A internet trouxe muitas facilidades para a sociedade moderna, por oferecer um grande número de informações e respostas. Contudo, essa facilidade as vezes é usada de forma errada, como nos casos de pessoas cibercondríacas, que possuem o costume de procurar diagnósticos de saúde nas redes e acabam não consultando com profissionais da saúde, se automedicando e realizando tratamentos incoerentes por conta própria.

Nesse sentido, a doença citada é uma junção do termo “Hipocondria” - foco compulsivo sobre o estado de saúde -, com o termo “ciber” - internet, cujos portadores focalizam muito em sua saúde e passam grande tempo pesquisando sobre doenças e acreditando possuí-las, o que pode levar ao uso inadequado de medicamentos, tratamentos e até causar doenças graves. Nessa perspectiva, evidencia-se a importância de gerar discussões e conscientizações sobre esse assunto no país.

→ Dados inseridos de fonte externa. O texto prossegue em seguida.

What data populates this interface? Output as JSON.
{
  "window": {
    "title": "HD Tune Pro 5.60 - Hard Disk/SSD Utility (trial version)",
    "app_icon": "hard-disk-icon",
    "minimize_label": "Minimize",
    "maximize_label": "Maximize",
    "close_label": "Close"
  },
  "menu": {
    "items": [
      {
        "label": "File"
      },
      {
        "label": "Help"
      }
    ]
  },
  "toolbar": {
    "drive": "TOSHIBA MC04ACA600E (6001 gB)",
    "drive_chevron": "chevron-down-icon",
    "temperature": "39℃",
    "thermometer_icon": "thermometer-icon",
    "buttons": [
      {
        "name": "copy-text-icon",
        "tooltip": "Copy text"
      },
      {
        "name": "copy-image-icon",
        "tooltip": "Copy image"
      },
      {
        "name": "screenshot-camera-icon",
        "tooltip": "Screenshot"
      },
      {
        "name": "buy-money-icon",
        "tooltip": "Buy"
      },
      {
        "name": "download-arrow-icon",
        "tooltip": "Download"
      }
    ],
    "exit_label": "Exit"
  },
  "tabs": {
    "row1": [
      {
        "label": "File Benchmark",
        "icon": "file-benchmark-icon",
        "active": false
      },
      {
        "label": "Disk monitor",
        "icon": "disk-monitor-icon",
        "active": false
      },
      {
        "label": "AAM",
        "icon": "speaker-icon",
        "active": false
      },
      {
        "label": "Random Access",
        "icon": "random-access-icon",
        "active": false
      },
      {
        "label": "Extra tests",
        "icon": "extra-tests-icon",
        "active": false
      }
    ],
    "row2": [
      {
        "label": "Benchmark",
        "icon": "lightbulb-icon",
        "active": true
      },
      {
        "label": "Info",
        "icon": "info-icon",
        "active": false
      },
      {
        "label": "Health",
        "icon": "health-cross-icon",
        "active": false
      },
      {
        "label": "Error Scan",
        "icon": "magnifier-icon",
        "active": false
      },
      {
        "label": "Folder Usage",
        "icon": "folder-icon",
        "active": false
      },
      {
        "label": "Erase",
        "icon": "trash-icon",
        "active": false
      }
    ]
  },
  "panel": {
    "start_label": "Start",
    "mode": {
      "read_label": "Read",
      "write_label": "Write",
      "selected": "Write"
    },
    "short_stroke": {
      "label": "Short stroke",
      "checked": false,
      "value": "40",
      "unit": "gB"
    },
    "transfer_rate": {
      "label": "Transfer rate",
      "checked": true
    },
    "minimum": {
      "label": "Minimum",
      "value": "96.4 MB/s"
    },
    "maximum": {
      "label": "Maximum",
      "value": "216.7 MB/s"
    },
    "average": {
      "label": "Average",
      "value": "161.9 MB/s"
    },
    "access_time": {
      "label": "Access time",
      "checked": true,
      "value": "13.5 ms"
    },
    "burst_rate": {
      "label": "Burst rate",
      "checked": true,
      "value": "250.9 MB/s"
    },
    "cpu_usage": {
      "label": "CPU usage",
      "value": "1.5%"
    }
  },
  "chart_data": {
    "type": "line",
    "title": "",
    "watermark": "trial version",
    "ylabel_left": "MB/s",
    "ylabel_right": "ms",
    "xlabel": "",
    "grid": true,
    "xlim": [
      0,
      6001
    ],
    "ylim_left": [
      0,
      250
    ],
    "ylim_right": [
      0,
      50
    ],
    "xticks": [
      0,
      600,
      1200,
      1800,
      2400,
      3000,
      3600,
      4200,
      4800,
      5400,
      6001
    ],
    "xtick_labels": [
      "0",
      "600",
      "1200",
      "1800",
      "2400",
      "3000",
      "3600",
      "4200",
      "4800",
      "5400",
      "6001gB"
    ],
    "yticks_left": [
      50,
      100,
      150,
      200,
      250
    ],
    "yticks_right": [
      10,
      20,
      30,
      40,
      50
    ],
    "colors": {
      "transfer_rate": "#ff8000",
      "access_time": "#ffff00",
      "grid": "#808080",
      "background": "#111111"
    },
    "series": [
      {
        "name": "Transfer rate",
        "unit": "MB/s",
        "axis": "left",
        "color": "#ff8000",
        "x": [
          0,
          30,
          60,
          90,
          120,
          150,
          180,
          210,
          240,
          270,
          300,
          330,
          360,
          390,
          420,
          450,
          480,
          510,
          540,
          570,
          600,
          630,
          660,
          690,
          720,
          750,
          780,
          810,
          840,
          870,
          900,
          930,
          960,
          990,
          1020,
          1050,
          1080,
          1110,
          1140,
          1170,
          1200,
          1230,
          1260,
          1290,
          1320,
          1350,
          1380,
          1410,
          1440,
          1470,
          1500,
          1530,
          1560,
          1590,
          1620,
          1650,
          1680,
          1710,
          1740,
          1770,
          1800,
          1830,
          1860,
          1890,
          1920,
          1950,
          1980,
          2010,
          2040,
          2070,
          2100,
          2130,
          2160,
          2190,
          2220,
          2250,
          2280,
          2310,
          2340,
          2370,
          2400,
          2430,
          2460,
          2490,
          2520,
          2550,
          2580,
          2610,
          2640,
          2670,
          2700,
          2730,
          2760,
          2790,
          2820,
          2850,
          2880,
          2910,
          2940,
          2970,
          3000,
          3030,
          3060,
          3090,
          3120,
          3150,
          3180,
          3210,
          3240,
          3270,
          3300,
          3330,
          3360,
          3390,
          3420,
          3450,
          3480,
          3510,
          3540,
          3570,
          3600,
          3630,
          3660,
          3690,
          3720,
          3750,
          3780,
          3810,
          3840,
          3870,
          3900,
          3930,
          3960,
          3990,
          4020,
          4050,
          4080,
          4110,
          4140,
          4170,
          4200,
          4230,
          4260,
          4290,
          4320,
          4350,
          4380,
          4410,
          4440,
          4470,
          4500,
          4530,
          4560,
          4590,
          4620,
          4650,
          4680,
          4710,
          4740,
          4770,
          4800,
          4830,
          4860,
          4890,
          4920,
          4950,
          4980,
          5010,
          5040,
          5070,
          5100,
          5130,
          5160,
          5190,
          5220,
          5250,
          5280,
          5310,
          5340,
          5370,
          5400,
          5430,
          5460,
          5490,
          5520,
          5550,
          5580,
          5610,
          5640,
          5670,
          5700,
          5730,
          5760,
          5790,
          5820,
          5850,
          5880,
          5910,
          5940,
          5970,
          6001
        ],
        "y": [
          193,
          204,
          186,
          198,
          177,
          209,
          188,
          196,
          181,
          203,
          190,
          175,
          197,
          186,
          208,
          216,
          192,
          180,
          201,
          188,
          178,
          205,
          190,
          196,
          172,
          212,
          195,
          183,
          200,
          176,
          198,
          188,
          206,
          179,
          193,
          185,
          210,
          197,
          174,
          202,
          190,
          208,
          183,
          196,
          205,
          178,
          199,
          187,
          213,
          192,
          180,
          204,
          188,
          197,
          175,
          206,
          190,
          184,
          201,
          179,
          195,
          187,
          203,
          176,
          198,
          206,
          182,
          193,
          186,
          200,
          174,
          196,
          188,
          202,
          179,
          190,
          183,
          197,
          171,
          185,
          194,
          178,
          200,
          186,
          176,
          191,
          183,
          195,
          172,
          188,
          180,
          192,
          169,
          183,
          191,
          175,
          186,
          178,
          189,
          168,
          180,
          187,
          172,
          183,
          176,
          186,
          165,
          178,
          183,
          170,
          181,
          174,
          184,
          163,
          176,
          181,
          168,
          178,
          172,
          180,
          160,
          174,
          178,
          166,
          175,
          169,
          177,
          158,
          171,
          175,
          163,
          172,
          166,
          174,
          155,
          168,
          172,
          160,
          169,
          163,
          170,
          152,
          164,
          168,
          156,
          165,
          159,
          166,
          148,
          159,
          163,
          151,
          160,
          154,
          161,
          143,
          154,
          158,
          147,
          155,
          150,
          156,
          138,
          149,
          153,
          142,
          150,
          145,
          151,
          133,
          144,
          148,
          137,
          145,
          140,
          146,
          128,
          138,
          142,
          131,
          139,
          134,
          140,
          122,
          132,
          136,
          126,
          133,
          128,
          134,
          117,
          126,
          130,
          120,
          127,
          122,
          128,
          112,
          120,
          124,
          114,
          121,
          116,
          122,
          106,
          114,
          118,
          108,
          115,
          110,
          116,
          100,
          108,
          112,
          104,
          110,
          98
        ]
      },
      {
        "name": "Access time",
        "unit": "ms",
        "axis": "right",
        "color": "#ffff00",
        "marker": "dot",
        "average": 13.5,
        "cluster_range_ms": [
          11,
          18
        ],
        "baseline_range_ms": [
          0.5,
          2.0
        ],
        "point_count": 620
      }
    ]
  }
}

Por esse ângulo, pode-se ressaltar que segundo ao Instituto da Ciência, Tecnologia e Qualidade, o índice de quem admite tomar remédio sem prescrição médica chega a 91% na faixa etária de 25 a 34 anos no Brasil. Diante disso, fica claro que a cultura da automedicação está fortemente enraizada e naturalizada no país e deve ser rapidamente combatida. Nessa lógica, é importante que os órgãos governamentais hajam o quanto antes.

Portanto, cabe ao Ministério da Saúde promover ações que distorçam a visão de que a automedicação é natural e comum, além de dificultar a venda de remédios sem prescrição, por meio de leis e fiscalizações adequadas que impeçam as compras. Ademais, é necessário que o conhecimento sobre os riscos e as consequências da cibercondria sejam transmitidos a toda população, por meio de campanhas, palestras e informativos digitais. Dessa forma, será garantida uma sociedade saudável e consciente, que não pratica hábitos de saúde inadequados.